You have no idea. He gets so weird if DH doesn't call every night. It's pathetic, truly.
DH and FIL had a horrible relationship while DH grew up. DH left when he was 16, over time they started talking again and sort of repaired their relationship. DH lets him get away with so much shit because he doesn't want to rock the boat and cause problems. which causes sooo many problems for DH and I. But I suspect that's what FIL wants. Nothing would make FIL happier than if DH left me and went back home to live. It's twisted. So twisted.
@ amadkins197 my mother in law legit demands to be called Mimi because that's what her first granddaughter calls her. I hate it.. I can't even say it cuz it's so annoying. I hope my daughter calls her something different lol
Post by ashleymm197 on Feb 10, 2015 13:22:13 GMT -5
jax1182014 I can't bring myself to say it either. even DH won't say because he also thinks it stupid. I think LO's should be able to pick their own names, like my niece calls my stepdad 'papa' all on her own and its adorable. my dad, who is nuts but for other reasons, is forcing 'pop-pop'---we find it equally annoying like mimi.
kfaye it was intense for sure, and the invites made it ten times crazier. I don't like crowds of people or being spotlighted for any reason, so I was really uncomfortable, and I felt so bad for Henry because he was clearly stressed by people constantly pawing at him (FIL's side is very strange and very obsessed with trying to hold him, despite the screams).
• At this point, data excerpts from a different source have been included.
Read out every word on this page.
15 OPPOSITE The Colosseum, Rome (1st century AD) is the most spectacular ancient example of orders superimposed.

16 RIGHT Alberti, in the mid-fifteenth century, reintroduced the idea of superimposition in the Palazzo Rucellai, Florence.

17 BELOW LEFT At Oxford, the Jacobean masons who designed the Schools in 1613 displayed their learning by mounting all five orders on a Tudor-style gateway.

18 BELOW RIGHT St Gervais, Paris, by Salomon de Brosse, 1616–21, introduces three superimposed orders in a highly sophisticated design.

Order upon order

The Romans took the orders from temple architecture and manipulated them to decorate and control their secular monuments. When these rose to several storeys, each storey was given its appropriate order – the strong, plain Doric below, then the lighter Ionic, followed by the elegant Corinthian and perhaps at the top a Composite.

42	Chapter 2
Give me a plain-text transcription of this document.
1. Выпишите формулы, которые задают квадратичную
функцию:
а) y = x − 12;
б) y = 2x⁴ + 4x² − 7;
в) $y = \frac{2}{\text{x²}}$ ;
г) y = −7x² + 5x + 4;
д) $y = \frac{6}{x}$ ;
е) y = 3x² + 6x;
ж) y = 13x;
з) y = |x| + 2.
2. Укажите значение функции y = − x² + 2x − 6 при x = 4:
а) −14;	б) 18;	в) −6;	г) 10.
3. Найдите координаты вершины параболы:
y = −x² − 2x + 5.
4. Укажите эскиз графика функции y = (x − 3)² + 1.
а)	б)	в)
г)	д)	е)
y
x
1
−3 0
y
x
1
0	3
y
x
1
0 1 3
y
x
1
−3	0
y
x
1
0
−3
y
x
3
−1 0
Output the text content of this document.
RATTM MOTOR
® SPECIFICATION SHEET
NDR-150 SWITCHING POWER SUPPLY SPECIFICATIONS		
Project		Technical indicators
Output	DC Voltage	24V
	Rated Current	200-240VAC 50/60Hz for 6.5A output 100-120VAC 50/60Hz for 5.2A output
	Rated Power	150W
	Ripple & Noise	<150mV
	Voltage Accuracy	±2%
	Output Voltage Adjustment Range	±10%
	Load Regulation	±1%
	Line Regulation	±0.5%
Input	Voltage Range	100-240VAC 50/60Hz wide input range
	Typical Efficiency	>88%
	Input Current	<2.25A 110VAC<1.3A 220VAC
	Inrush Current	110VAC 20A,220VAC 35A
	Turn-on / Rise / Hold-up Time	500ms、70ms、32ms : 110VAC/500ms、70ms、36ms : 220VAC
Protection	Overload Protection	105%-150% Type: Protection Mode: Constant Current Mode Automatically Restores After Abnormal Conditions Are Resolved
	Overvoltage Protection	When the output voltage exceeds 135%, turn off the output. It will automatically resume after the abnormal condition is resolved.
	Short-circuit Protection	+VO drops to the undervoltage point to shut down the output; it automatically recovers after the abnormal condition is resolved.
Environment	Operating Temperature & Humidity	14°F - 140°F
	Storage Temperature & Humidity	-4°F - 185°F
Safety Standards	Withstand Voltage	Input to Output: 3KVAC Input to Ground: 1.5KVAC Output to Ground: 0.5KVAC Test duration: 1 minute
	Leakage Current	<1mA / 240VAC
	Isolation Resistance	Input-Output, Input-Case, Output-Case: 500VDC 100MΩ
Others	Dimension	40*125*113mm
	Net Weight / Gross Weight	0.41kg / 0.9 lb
I get being excited to meet the baby or to be a grandparent for the first time, but this situation was insane!
He did love DH's 92 yr old grandpa, who is the sweetest man alive. He was the only person other than us that Henry let hold him for long amounts of time---he laughed his head off at grandpa haha.
@ashleymm197 my MIL wanted to be called mimi but we told her we hated it and she had to pick another name lol she went with nana which is equally bad but whatever
@ashleymm197 my MIL wanted to be called mimi but we told her we hated it and she had to pick another name lol she went with nana which is equally bad but whatever
LOL that's awesome. I wish we could do this, but she'd probably cry for 45 days straight and my FIL would just have to sedate her again....sigh.